In mouse research, they discovered that in comparison with the bovine pressure, the human pressure replicated extra effectively, triggered extra extreme illness, and was present in a lot greater portions in mind tissue. Additionally they examined a number of FDA-approved antiviral drugs to see in the event that they have been efficient in opposition to each virus strains in cells.
“Luckily, the mutations didn’t have an effect on the susceptibility to FDA-approved antivirals,” mentioned Workers Scientist Ahmed Mostafa Elsayed, Ph.D., first writer of the examine.
Antivirals will probably be a key line of protection ought to a pandemic happen earlier than vaccines are broadly obtainable, Dr. Martinez-Sobrido mentioned. That is very true since people haven’t any preexisting immunity in opposition to H5N1 and seasonal flu vaccines seem to supply very restricted safety, in keeping with a separate examine performed in collaboration with Aitor Nogales, Ph.D., on the Heart for Animal Well being Analysis in Spain.
Subsequent steps and proposals
Texas Biomed is now exploring the human H5N1 mutations individually to find out that are chargeable for elevated pathogenicity and virulence. The crew needs to determine what permits H5N1 to contaminate such a variety of mammal species; why H5N1 causes delicate illness in cows however is deadly in cats; and why infections through cows are much less dangerous to individuals than infections from chickens.
In a 3rd paper, Dr. Elsayed and collaborators analyzed the historical past of H5N1 in dairy cattle for the journal mBio and known as for a One Well being strategy to guard each animals and other people.
“A key precedence will probably be to eradicate chicken flu from dairy cows to attenuate the chance of mutations and transmission to individuals and different species,” Dr.

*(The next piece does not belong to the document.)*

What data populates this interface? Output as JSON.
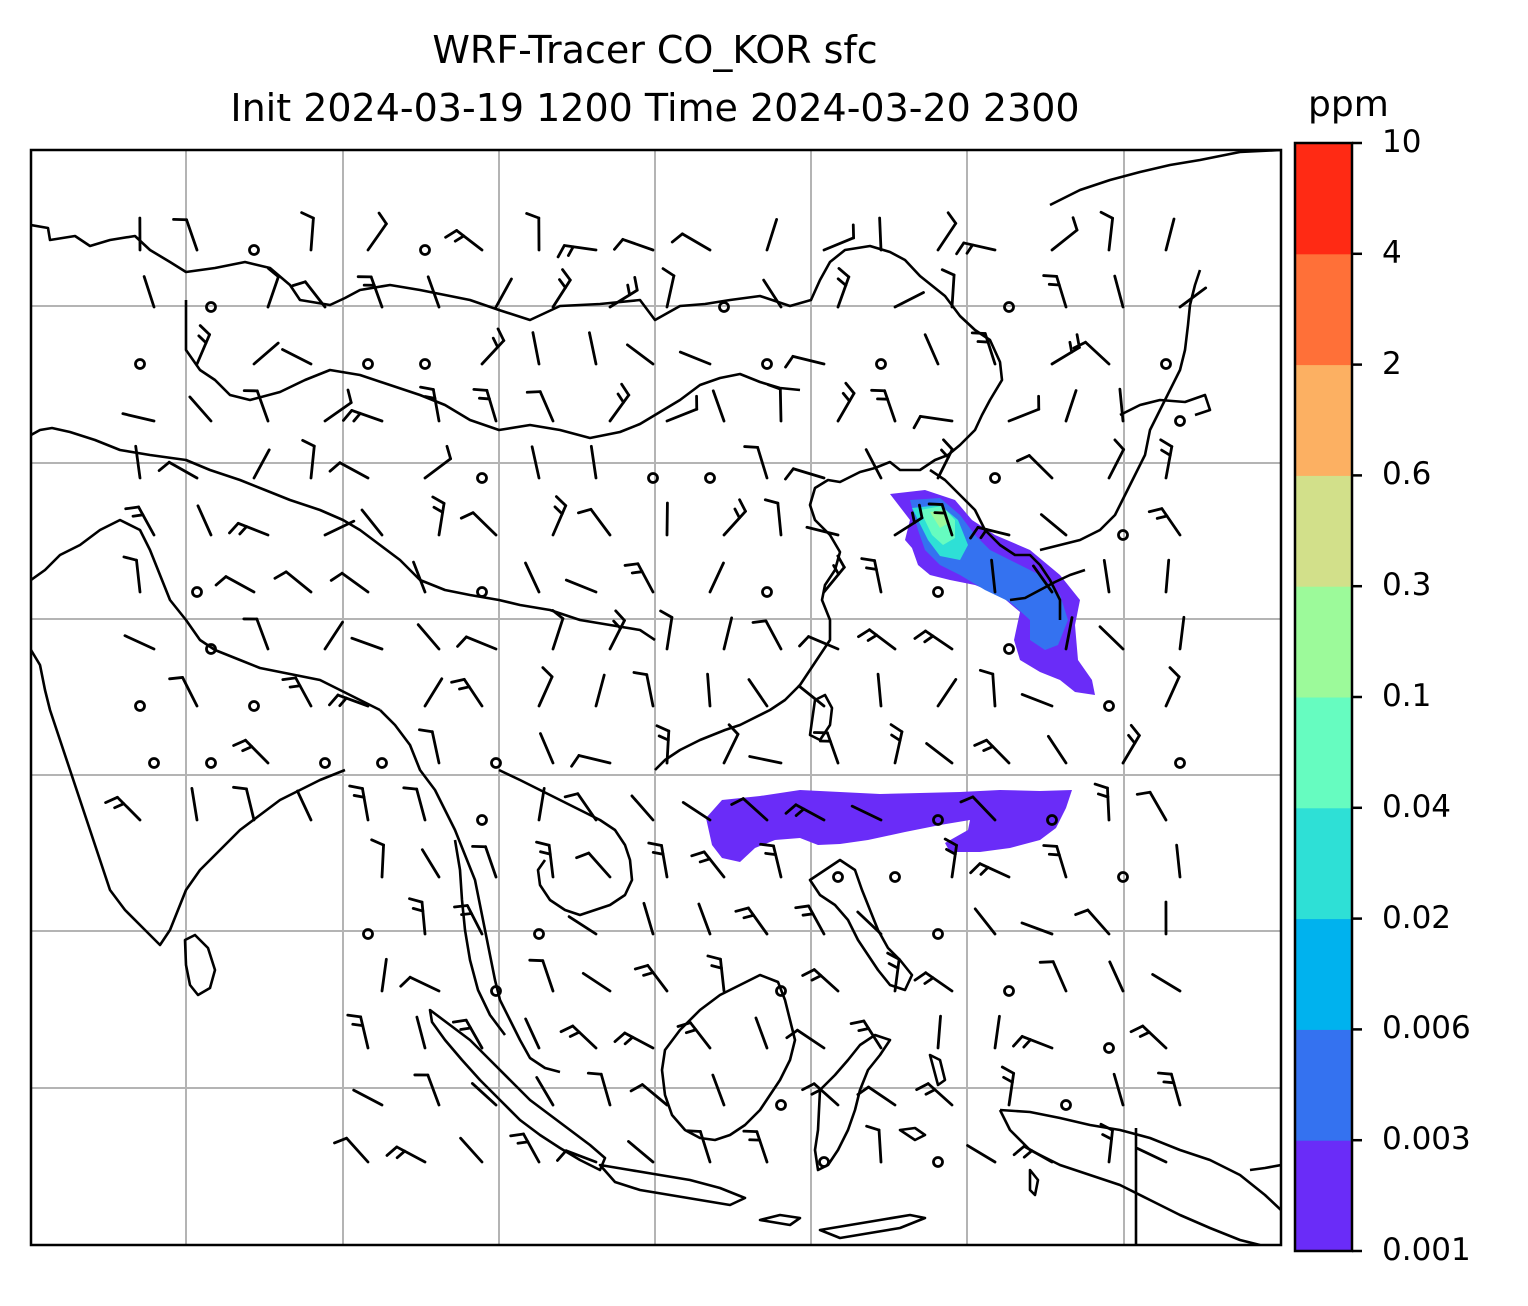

Elsayed mentioned. “Steps that may be taken now embody thorough decontamination of milking tools and extra stringent quarantine necessities, which is able to assist remove the virus extra rapidly in cows.”
References:
“Replication kinetics, pathogenicity and virus-induced mobile responses of cattle-origin influenza A(H5N1) isolates from Texas, United States” by Ahmed Mostafa, Ramya S. Barre, Anna Allué-Guardia, Ruby A. Escobedo, Vinay Shivanna, Hussin Rothan, Esteban M. Castro, Yao Ma, Anastasija Cupic, Nathaniel Jackson, Mahmoud Bayoumi, Jordi B. Torrelles, Chengjin Ye, Adolfo García-Sastre and Luis Martinez-Sobrido, 8 January 2025, Rising Microbes & Infections.
DOI: 10.1080/22221751.2024.2447614
“Avian influenza A (H5N1) virus in dairy cattle: origin, evolution, and cross-species transmission” by Ahmed Mostafa, Mahmoud M. Naguib, Aitor Nogales, Ramya S. Barre, James P. Stewart, Adolfo García-Sastre and Luis Martinez-Sobrido, 13 November 2024, mBio.

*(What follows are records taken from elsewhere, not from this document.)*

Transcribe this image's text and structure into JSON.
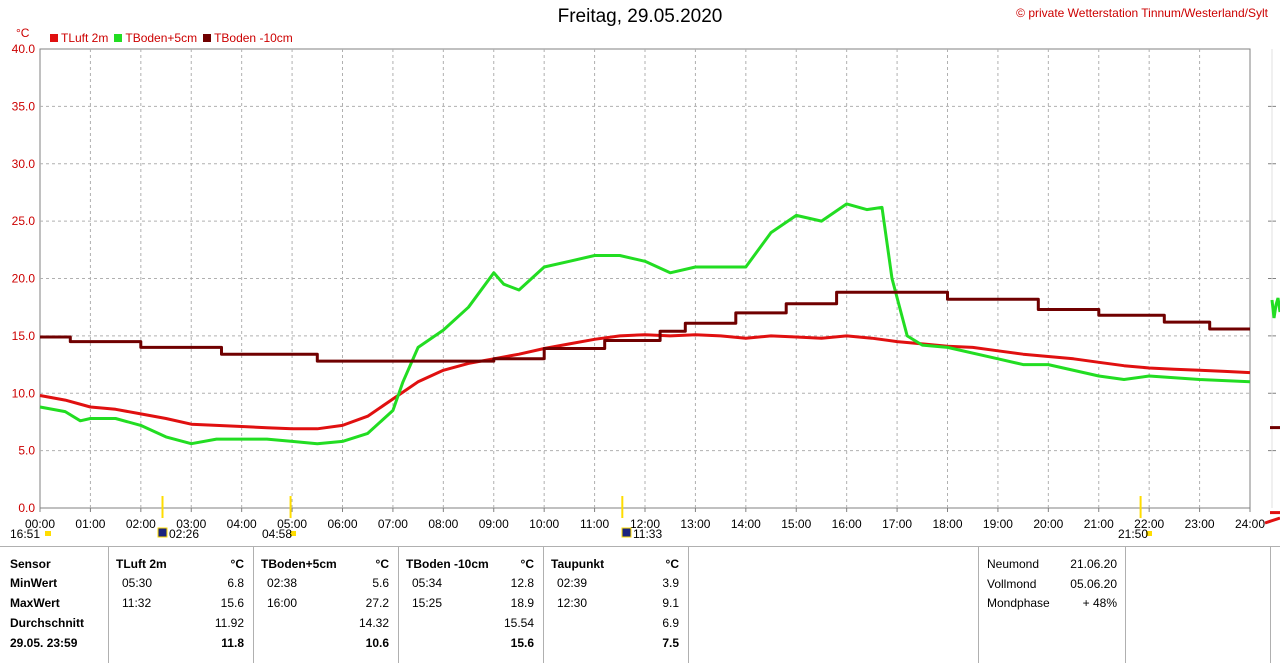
{
  "header": {
    "title": "Freitag, 29.05.2020",
    "copyright": "© private Wetterstation Tinnum/Westerland/Sylt",
    "unit": "°C"
  },
  "colors": {
    "tluft": "#e01010",
    "tboden5": "#22dd22",
    "tboden10": "#700000",
    "grid": "#b0b0b0",
    "axis_text": "#cc0000",
    "marker": "#ffdd00"
  },
  "chart_data": {
    "type": "line",
    "title": "Freitag, 29.05.2020",
    "ylabel": "°C",
    "xlabel": "",
    "xlim": [
      0,
      24
    ],
    "ylim": [
      0,
      40
    ],
    "grid": true,
    "legend": "top-left",
    "x_ticks": [
      "00:00",
      "01:00",
      "02:00",
      "03:00",
      "04:00",
      "05:00",
      "06:00",
      "07:00",
      "08:00",
      "09:00",
      "10:00",
      "11:00",
      "12:00",
      "13:00",
      "14:00",
      "15:00",
      "16:00",
      "17:00",
      "18:00",
      "19:00",
      "20:00",
      "21:00",
      "22:00",
      "23:00",
      "24:00"
    ],
    "y_ticks": [
      "0.0",
      "5.0",
      "10.0",
      "15.0",
      "20.0",
      "25.0",
      "30.0",
      "35.0",
      "40.0"
    ],
    "series": [
      {
        "name": "TLuft 2m",
        "color": "#e01010",
        "x": [
          0,
          0.5,
          1,
          1.5,
          2,
          2.5,
          3,
          3.5,
          4,
          4.5,
          5,
          5.5,
          6,
          6.5,
          7,
          7.5,
          8,
          8.5,
          9,
          9.5,
          10,
          10.5,
          11,
          11.5,
          12,
          12.5,
          13,
          13.5,
          14,
          14.5,
          15,
          15.5,
          16,
          16.5,
          17,
          17.5,
          18,
          18.5,
          19,
          19.5,
          20,
          20.5,
          21,
          21.5,
          22,
          22.5,
          23,
          23.5,
          24
        ],
        "y": [
          9.8,
          9.4,
          8.8,
          8.6,
          8.2,
          7.8,
          7.3,
          7.2,
          7.1,
          7.0,
          6.9,
          6.9,
          7.2,
          8.0,
          9.5,
          11.0,
          12.0,
          12.6,
          13.0,
          13.4,
          13.9,
          14.3,
          14.7,
          15.0,
          15.1,
          15.0,
          15.1,
          15.0,
          14.8,
          15.0,
          14.9,
          14.8,
          15.0,
          14.8,
          14.5,
          14.3,
          14.1,
          14.0,
          13.7,
          13.4,
          13.2,
          13.0,
          12.7,
          12.4,
          12.2,
          12.1,
          12.0,
          11.9,
          11.8
        ]
      },
      {
        "name": "TBoden+5cm",
        "color": "#22dd22",
        "x": [
          0,
          0.5,
          0.8,
          1,
          1.5,
          2,
          2.5,
          3,
          3.5,
          4,
          4.5,
          5,
          5.5,
          6,
          6.5,
          7,
          7.2,
          7.5,
          8,
          8.5,
          9,
          9.2,
          9.5,
          10,
          10.5,
          11,
          11.5,
          12,
          12.5,
          13,
          13.5,
          14,
          14.5,
          15,
          15.5,
          16,
          16.4,
          16.7,
          16.9,
          17.2,
          17.5,
          18,
          19,
          19.5,
          20,
          21,
          21.5,
          22,
          23,
          24
        ],
        "y": [
          8.8,
          8.4,
          7.6,
          7.8,
          7.8,
          7.2,
          6.2,
          5.6,
          6.0,
          6.0,
          6.0,
          5.8,
          5.6,
          5.8,
          6.5,
          8.5,
          11.0,
          14.0,
          15.5,
          17.5,
          20.5,
          19.5,
          19.0,
          21.0,
          21.5,
          22.0,
          22.0,
          21.5,
          20.5,
          21.0,
          21.0,
          21.0,
          24.0,
          25.5,
          25.0,
          26.5,
          26.0,
          26.2,
          20.0,
          15.0,
          14.2,
          14.0,
          13.0,
          12.5,
          12.5,
          11.5,
          11.2,
          11.5,
          11.2,
          11.0
        ]
      },
      {
        "name": "TBoden -10cm",
        "color": "#700000",
        "x": [
          0,
          0.6,
          0.6,
          2,
          2,
          3.6,
          3.6,
          5.5,
          5.5,
          9,
          9,
          10,
          10,
          11.2,
          11.2,
          12.3,
          12.3,
          12.8,
          12.8,
          13.8,
          13.8,
          14.8,
          14.8,
          15.8,
          15.8,
          18.0,
          18.0,
          19.8,
          19.8,
          21.0,
          21.0,
          22.3,
          22.3,
          23.2,
          23.2,
          24
        ],
        "y": [
          14.9,
          14.9,
          14.5,
          14.5,
          14.0,
          14.0,
          13.4,
          13.4,
          12.8,
          12.8,
          13.0,
          13.0,
          13.9,
          13.9,
          14.6,
          14.6,
          15.4,
          15.4,
          16.1,
          16.1,
          17.0,
          17.0,
          17.8,
          17.8,
          18.8,
          18.8,
          18.2,
          18.2,
          17.3,
          17.3,
          16.8,
          16.8,
          16.2,
          16.2,
          15.6,
          15.6
        ]
      }
    ],
    "markers": [
      {
        "label": "16:51"
      },
      {
        "label": "02:26"
      },
      {
        "label": "04:58"
      },
      {
        "label": "11:33"
      },
      {
        "label": "21:50"
      }
    ]
  },
  "legend": {
    "items": [
      {
        "label": "TLuft 2m",
        "color": "#e01010"
      },
      {
        "label": "TBoden+5cm",
        "color": "#22dd22"
      },
      {
        "label": "TBoden -10cm",
        "color": "#700000"
      }
    ]
  },
  "stats": {
    "labels": {
      "sensor": "Sensor",
      "min": "MinWert",
      "max": "MaxWert",
      "avg": "Durchschnitt",
      "current": "29.05. 23:59"
    },
    "columns": [
      {
        "name": "TLuft 2m",
        "unit": "°C",
        "min_time": "05:30",
        "min": "6.8",
        "max_time": "11:32",
        "max": "15.6",
        "avg": "11.92",
        "current": "11.8"
      },
      {
        "name": "TBoden+5cm",
        "unit": "°C",
        "min_time": "02:38",
        "min": "5.6",
        "max_time": "16:00",
        "max": "27.2",
        "avg": "14.32",
        "current": "10.6"
      },
      {
        "name": "TBoden -10cm",
        "unit": "°C",
        "min_time": "05:34",
        "min": "12.8",
        "max_time": "15:25",
        "max": "18.9",
        "avg": "15.54",
        "current": "15.6"
      },
      {
        "name": "Taupunkt",
        "unit": "°C",
        "min_time": "02:39",
        "min": "3.9",
        "max_time": "12:30",
        "max": "9.1",
        "avg": "6.9",
        "current": "7.5"
      }
    ],
    "moon": {
      "neumond_label": "Neumond",
      "neumond": "21.06.20",
      "vollmond_label": "Vollmond",
      "vollmond": "05.06.20",
      "phase_label": "Mondphase",
      "phase": "+ 48%"
    }
  }
}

DOI: 10.1128/mbio.02542-24
“Are we serologically ready in opposition to an avian influenza pandemic and will seasonal flu vaccines assist us?” by Iván Sanz-Muñoz, Javier Sánchez-Martínez, Carla Rodríguez-Crespo, Corina S. Concha-Santos, Marta Hernández, Silvia Rojo-Rello, Marta Domínguez-Gil, Ahmed Mostafa, Luis Martinez-Sobrido, Jose M. Eiros and Aitor Nogales, 31 December 2024, mBio.